Funeral

AN:// I've got finals coming up here fast, so unfortunately if I'd like to get my license. I get to study. Don't know how much I'll be posting here, but I'll try. (Reviews, were absolutely amazing. Thank you.)

I've seen people shot before. I've seen them die. I've even shot a few people myself. Never in my life, have I seen someone that I care about die right in front of me. I never would have thought Neal would jump in-between Kate in I. I hardly had the time to direct my bullet to the roof.

It didn't matter.

Neal had already played as my bullet vest.

I watched his blue sterling eyes scream into mine. I don't know if he really knew what he was doing, I don't know who he was trying to protect. Neal, fell to the floor. His eyes slowly closing. I looked to find his blood splattered across my white shirt, and Mozz's devastated face.

Kate's scream broke the cold silence, she had too fallen to the floor her eyes never swaying from Neal's unmoving body. "I killed him. I killed Neal."

"Call 911, Now." I threw my cell phone at Mozzie, who caught it with ease. "Neal!" I tossed myself down to the floor next to him. Blood was seeping towards my shoes, his blood. "Neal?!" I grabbed him pushing him onto his back. His coat was soaked in blood, and I began to panic more.

"I killed Neal! I killed him! I didn't mean to! I was supposed to shoot you!" Tears leaked from Kate's eyes but I ignored her all together, she shot the man that was turning his life around. She had just taken away someone from me that should have never been in this predicament to begin with. Neal couldn't die now, I couldn't lose him again. I had just found him.

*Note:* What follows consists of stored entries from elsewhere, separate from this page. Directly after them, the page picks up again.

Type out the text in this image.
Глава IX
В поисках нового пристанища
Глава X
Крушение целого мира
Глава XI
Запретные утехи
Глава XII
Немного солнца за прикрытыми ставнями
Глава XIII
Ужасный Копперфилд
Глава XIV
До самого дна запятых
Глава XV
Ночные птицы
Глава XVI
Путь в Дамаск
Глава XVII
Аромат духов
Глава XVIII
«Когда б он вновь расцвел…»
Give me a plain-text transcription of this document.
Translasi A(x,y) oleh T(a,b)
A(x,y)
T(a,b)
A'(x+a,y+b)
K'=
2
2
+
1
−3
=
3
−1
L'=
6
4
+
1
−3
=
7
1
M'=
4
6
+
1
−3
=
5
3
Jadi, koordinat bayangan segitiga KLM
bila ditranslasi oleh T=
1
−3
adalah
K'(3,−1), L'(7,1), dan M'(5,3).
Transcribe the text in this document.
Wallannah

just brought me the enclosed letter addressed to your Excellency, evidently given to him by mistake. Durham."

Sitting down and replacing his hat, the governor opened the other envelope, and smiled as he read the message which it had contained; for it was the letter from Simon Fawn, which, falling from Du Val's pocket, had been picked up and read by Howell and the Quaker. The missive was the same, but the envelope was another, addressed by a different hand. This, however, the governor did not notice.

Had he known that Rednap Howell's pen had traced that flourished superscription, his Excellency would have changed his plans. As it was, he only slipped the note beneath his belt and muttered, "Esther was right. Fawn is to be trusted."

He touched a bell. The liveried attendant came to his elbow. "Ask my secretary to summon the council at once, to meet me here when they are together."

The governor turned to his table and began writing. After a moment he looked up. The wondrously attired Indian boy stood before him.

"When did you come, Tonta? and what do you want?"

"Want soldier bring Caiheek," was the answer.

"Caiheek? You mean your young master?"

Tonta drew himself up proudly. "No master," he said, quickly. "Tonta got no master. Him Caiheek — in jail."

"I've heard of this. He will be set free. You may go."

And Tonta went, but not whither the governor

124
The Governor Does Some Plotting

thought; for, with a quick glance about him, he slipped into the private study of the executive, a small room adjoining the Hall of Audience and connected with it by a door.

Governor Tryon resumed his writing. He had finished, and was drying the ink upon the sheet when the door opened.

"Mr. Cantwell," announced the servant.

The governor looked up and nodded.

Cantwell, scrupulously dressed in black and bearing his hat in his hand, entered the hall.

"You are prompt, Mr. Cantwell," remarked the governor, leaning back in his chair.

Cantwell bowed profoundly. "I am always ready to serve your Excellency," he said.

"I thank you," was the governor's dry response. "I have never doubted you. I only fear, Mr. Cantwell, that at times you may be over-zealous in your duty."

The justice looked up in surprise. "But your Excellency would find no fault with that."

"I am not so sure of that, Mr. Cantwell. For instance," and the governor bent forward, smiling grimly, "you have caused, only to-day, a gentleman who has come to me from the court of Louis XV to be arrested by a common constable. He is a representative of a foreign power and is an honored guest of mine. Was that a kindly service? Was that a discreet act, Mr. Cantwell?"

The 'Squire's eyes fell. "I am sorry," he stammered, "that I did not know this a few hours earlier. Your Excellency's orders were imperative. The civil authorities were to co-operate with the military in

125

"Hang on, buddy. Stay with me, Neal. Come on." Neal's eyes weren't open. He barely moved in my arms. His eye lids twitched open for a moment, his mouth coughing out blood. He gurgled something, something I couldn't understand before his eyes closed and he went completely still.

"We have a man who has just been shot at 21'st and Broadway in the apartment complex at the top floor-room 249. We need an ambiance and emergency assistance, now."

I could hardly listen to Mozzie speak into the line as I checked for a pulse.

There wasn't one.

I pulled off his jacket and ripped open his button down blue shirt, finding the bullet hole on the right side off his chest I called for Mozzie. "Put pressure on it."

I started CPR when I again realized, the room was completely silent again. I looked up to find Kate, a gun to her head. "I'll tell him, you tried."

When I watched her pull the trigger for the second time, I watched her fall limp onto the floor. "You're not going to the same place as him, bitch."

I heard the ambulance closing in. They had to get here in time. They had to, this was my fault. I should have never lost my control in the office, I should have kept my impulses in check… but I didn't. I followed Mozzie into the apartment, thinking now I had finally found Neal. I trapped him in the elevator at gun point demanding where he was. To my surprise Mozzie told me he thought he needed me, and that he would tell me where he was on one condition.

That I would keep him out of jail, that I would keep Neal safe.

Now, I had only kept half my promise.

Neal, could be dead.

The paramedics rushed through the door pushing me aside, pushing me away. I tried to hold myself back, trying to let them do their job.

It was just hard to watch, but they were getting him out quickly. Even if this felt like years.

I ran with them down the hallways and out into the open air. I watched them pull him into the ambulance; they were trying to revive him.

I knew it could be too late. I had lost my partner. Lost Neal.

I didn't even think twice before I stepped into the ambulance with him, watching as I could do nothing. The doors slammed shut and the siren blew off again, leaving Mozzie standing alone in the distance. I couldn't think of him now, I was too selfish to even consider letting Mozzie ride with Neal instead of me.

It was too late anyway, they were shoving tubes in Neal, everywhere you could possibly think.

"He's lost most of his blood, and we can't get a pulse."

"How long ago did he stopped breathing?"

"He might have brain damage."

"We need to get a pulse first."

I had tried blocking them out, like this wasn't happening. I tried to think that Neal was going to be okay, that he wasn't going to die.

If he hadn't already.

I hate funerals and I refuse to go to Neal's.